The armor just used my typical Ultramarines recipe, which is more or less straight out of the GW playbook:
  • Basecoat of Macragge Blue
  • Recess wash of Nuln Oil
  • Highlight of Calgar Blue
  • Highlight in the corners with Fenrisian Grey
  • Go back over all the spots I fucked up with Macragge Blue and pretend I got the lines that fine to begin with
For the head, I followed the ‘Eavy Metal masterclass on painting faces in the October 2016 White Dwarf. The larger head gave me a bigger canvas to work on, and it only seemed fitting to lavish some extra detail on the head honcho of the Ultramarines.
The checkers were probably my favorite detail, as they break up the blue and gold a bit and give him some powerful Greek diner energy. The rest of his details I painted pretty much the same as the rest of my dudes, and he didn’t take all that long to paint.

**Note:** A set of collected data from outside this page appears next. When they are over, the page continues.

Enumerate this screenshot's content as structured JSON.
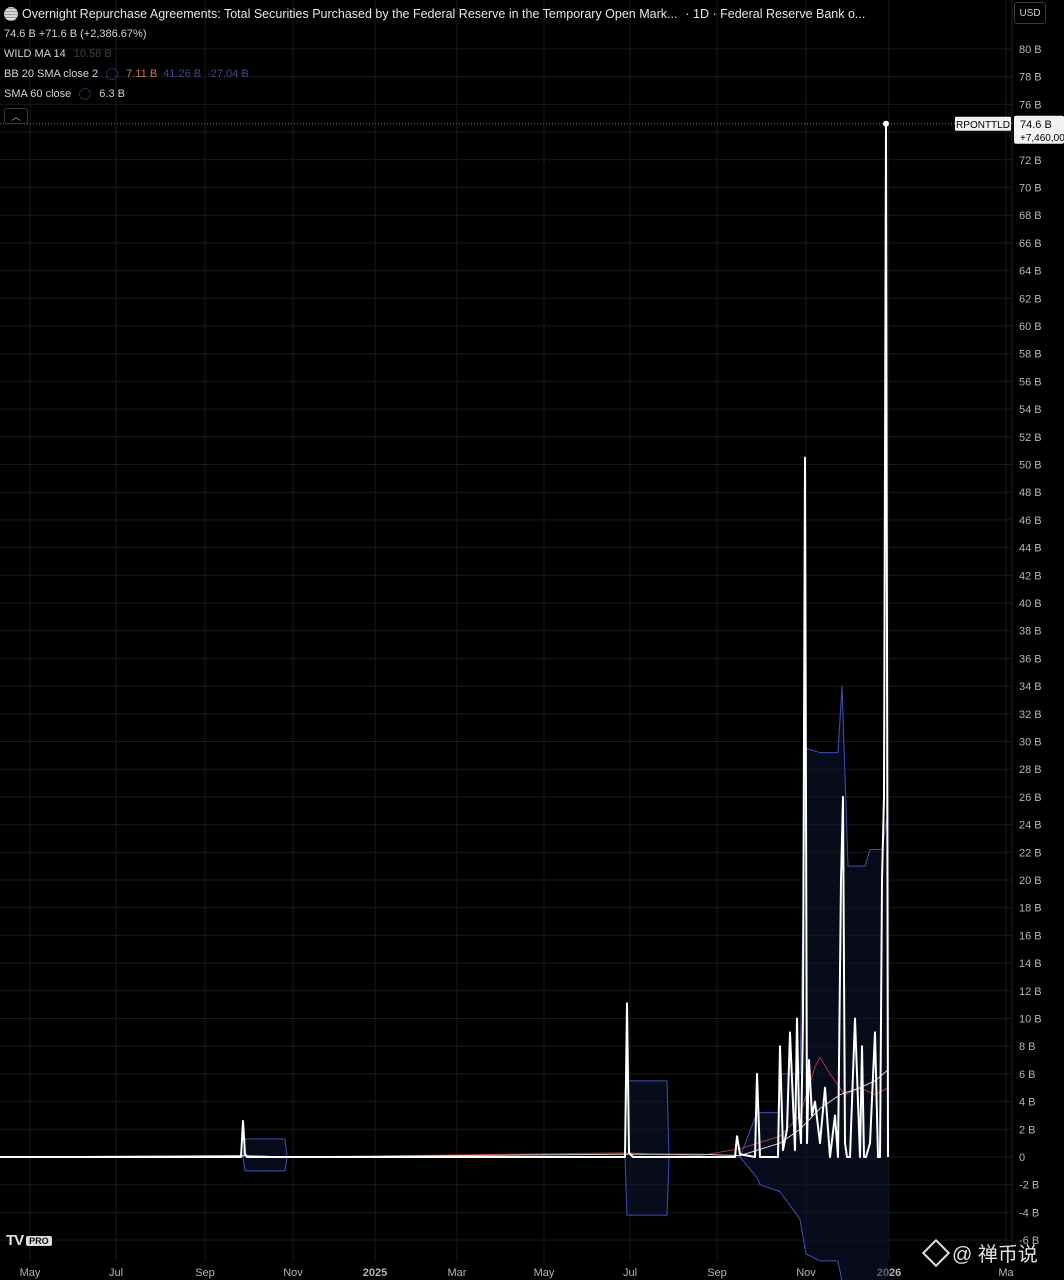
{
  "header": {
    "title": "Overnight Repurchase Agreements: Total Securities Purchased by the Federal Reserve in the Temporary Open Mark...",
    "title_suffix": "· 1D · Federal Reserve Bank o...",
    "price_line": "74.6 B  +71.6 B (+2,386.67%)"
  },
  "indicators": [
    {
      "label": "WILD MA 14",
      "value": "10.58 B"
    },
    {
      "label": "BB 20 SMA close 2",
      "values": [
        "7.11 B",
        "41.26 B",
        "-27.04 B"
      ]
    },
    {
      "label": "SMA 60 close",
      "value": "6.3 B"
    }
  ],
  "currency": "USD",
  "price_label": {
    "symbol": "RPONTTLD",
    "value": "74.6 B",
    "change": "+7,460,00"
  },
  "watermark": "@ 禅币说",
  "branding": {
    "logo": "TV",
    "tier": "PRO"
  },
  "colors": {
    "background": "#000000",
    "price_line": "#ffffff",
    "bb_band": "#3f4fb8",
    "wild_ma": "#b03a2e",
    "sma60": "#d0d0d0",
    "grid": "#1a1a1a"
  },
  "chart_data": {
    "type": "line",
    "title": "Overnight Repurchase Agreements: Total Securities Purchased by the Federal Reserve in the Temporary Open Market Operations",
    "y_unit": "B",
    "ylim": [
      -6,
      82
    ],
    "grid": true,
    "x_ticks": [
      "May",
      "Jul",
      "Sep",
      "Nov",
      "2025",
      "Mar",
      "May",
      "Jul",
      "Sep",
      "Nov",
      "2026",
      "Ma"
    ],
    "y_ticks": [
      "80 B",
      "78 B",
      "76 B",
      "74 B",
      "72 B",
      "70 B",
      "68 B",
      "66 B",
      "64 B",
      "62 B",
      "60 B",
      "58 B",
      "56 B",
      "54 B",
      "52 B",
      "50 B",
      "48 B",
      "46 B",
      "44 B",
      "42 B",
      "40 B",
      "38 B",
      "36 B",
      "34 B",
      "32 B",
      "30 B",
      "28 B",
      "26 B",
      "24 B",
      "22 B",
      "20 B",
      "18 B",
      "16 B",
      "14 B",
      "12 B",
      "10 B",
      "8 B",
      "6 B",
      "4 B",
      "2 B",
      "0",
      "-2 B",
      "-4 B",
      "-6 B"
    ],
    "series": [
      {
        "name": "RPONTTLD",
        "x": [
          0,
          241,
          243,
          245,
          247,
          250,
          625,
          627,
          629,
          633,
          735,
          737,
          740,
          755,
          757,
          760,
          778,
          780,
          783,
          787,
          790,
          795,
          797,
          799,
          801,
          803,
          805,
          807,
          809,
          812,
          815,
          820,
          825,
          830,
          835,
          838,
          841,
          843,
          845,
          847,
          850,
          855,
          860,
          862,
          864,
          866,
          870,
          875,
          878,
          880,
          882,
          884,
          886,
          888
        ],
        "y": [
          0,
          0,
          2.6,
          0.2,
          0,
          0,
          0,
          11.1,
          0.3,
          0,
          0,
          1.5,
          0.2,
          0,
          6,
          0,
          0,
          8,
          0.5,
          2,
          9,
          0.5,
          10,
          3,
          1,
          10,
          50.5,
          1,
          7,
          3,
          4,
          1,
          5,
          0,
          3,
          0,
          20,
          26,
          1,
          0,
          0,
          10,
          0,
          8,
          0,
          0,
          1,
          9,
          0,
          0,
          20,
          26,
          74.6,
          0
        ]
      },
      {
        "name": "BB upper",
        "x": [
          0,
          243,
          245,
          285,
          287,
          625,
          627,
          667,
          669,
          740,
          757,
          760,
          778,
          780,
          800,
          806,
          820,
          838,
          842,
          848,
          865,
          870,
          882,
          888
        ],
        "y": [
          0,
          0,
          1.3,
          1.3,
          0,
          0,
          5.5,
          5.5,
          0,
          0,
          3.2,
          3.2,
          3.2,
          6,
          6,
          29.5,
          29.2,
          29.2,
          34,
          21,
          21,
          22.2,
          22.2,
          25
        ]
      },
      {
        "name": "BB lower",
        "x": [
          0,
          243,
          245,
          285,
          287,
          625,
          627,
          667,
          669,
          740,
          757,
          760,
          780,
          800,
          806,
          820,
          838,
          842,
          865,
          882,
          888
        ],
        "y": [
          0,
          0,
          -1,
          -1,
          0,
          0,
          -4.2,
          -4.2,
          0,
          0,
          -1.5,
          -2,
          -2.5,
          -4.5,
          -7,
          -7.5,
          -7.5,
          -9,
          -9,
          -9,
          -9
        ]
      },
      {
        "name": "WILD MA 14",
        "x": [
          0,
          245,
          285,
          625,
          660,
          700,
          740,
          780,
          800,
          815,
          820,
          830,
          845,
          860,
          875,
          888
        ],
        "y": [
          0,
          0.1,
          0,
          0.3,
          0.2,
          0.1,
          0.6,
          1.5,
          3,
          6.5,
          7.2,
          6,
          4.5,
          5,
          4.5,
          5
        ]
      },
      {
        "name": "SMA 60 close",
        "x": [
          0,
          245,
          285,
          625,
          700,
          740,
          780,
          800,
          820,
          840,
          860,
          875,
          888
        ],
        "y": [
          0,
          0.1,
          0,
          0.2,
          0.2,
          0.1,
          1,
          2,
          3.5,
          4.5,
          5,
          5.5,
          6.3
        ]
      }
    ]
  }
}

Leaving him off his base was a great idea, and magnetizing it so I could drop him in on the display base or onto a 40mm just required a bit of carving under the resin. He’s glued in on the small platform he’s standing on, which I sincerely hope is the last bit of marble I ever have to paint again.

Final Thoughts

With any model as large and daunting as Guilliman, you eventually just have to take the plunge and start painting. While we wouldn’t recommend making him your first model, it’s better to jump in and get him painted than it is to leave him unassembled or in gray plastic forever, collecting dust on your shelf. While our painters used similar methods of doing their Ultramarines blue, they all had different methods of handling the painting process, including how they chose to prime and base coat the model. We like to point out that there’s no one way to do this — there are many different ways to tackle Guilliman that can end in amazing results.